Graphical models (GMs) offer a powerful language to elegantly define expressive distributions, and a generic computational framework to support reasoning under uncertainty in a wide range of problems. Popular paradigms for training GMs include the maximum likelihood estimation, and more recently the max-margin learning, each enjoys some advantages, as well as weaknesses. For example, the maximum margin structured prediction model such as M3N lacks a straightforward probabilistic interpretation of the learning scheme and the prediction rule. Therefore its unique advantages such as support vector sparsity and kernel tricks cannot be easily conjoined with the merits of a probabilistic model such as Bayesian regularization, model averaging, and ability to model hidden variables.

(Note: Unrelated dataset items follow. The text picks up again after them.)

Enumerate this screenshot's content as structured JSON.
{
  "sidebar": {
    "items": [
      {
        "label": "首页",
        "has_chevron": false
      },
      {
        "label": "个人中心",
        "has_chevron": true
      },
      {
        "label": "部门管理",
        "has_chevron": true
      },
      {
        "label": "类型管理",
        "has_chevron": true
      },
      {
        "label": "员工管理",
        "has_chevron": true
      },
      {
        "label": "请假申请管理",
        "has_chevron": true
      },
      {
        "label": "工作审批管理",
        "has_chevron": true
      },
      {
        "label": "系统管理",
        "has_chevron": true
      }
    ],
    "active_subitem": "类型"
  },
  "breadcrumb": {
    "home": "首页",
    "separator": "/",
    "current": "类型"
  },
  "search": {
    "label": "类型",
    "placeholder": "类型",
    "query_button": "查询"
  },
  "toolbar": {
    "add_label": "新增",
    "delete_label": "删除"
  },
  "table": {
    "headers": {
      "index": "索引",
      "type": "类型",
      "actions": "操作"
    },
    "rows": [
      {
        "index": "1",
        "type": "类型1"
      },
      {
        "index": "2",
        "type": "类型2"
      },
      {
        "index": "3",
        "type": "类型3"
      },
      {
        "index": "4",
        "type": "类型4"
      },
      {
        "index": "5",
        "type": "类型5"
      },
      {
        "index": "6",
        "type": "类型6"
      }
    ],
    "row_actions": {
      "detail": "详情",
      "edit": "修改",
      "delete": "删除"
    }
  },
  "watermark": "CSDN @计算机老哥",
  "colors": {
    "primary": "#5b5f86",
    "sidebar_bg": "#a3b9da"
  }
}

In this talk, I present a new general framework called Maximum Entropy Discrimination Markov Networks (MEDN), which integrates the margin-based and likelihood-based approaches and combines and extends their merits. This new learning paradigm naturally facilitates integration of the generative and discriminative principles under a unified framework, and the basic strategies can be generalized to learn arbitrary GMs, such as the generative Bayesian networks, models with structured hidden variables, and even nonparametric Bayesian models, with a desirable maximum margin effect on structured or unstructured predictions. I will discuss a number of theoretical properties of this approach, and show applications of MEDN to learning a wide range of GMs including: fully supervised structured i/o model, max-margin structured i/o models with hidden variables, a max-margin LDA-style model for jointly discovering “discriminative” latent topics and predicting document label/score of text documents, or total scene and objective categories in natural images, etc. Our empirical results strongly suggest that, for any GM with structured or unstructured labels, MEDN always leads to a more accurate predictive GM than the one trained under either MLE or Max Margin.
Joint work with Jun Zhu.
Dr. Eric Xing is an associate professor in the School of Computer Science at Carnegie Mellon University. His principal research interests lie in the development of machine learning and statistical methodology; especially for solving problems involving automated learning, reasoning, and decision-making in high-dimensional and dynamic possible worlds; and for building quantitative models and predictive understandings of biological systems. Professor Xing received a Ph.D. in Molecular Biology from Rutgers University, and another Ph.D. in Computer Science from UC Berkeley. His current work involves, 1) foundations of statistical learning, including theory and algorithms for estimating time/space varying-coefficient models, sparse structured input/output models, and nonparametric Bayesian models; 2) computational and statistical analysis of gene regulation, genetic variation, and disease associations; and 3) application of statistical learning in social networks, computer vision, and natural language processing. Professor Xing has published over 140 peer-reviewed papers, and is an associate editor of the Annals of Applied Statistics, the PLoS Journal of Computational Biology, and an Action Editor of the Machine Learning journal. He is a recipient of the NSF Career Award, the Alfred P. Sloan Research Fellowship in Computer Science, and the United States Air Force Young Investigator Award.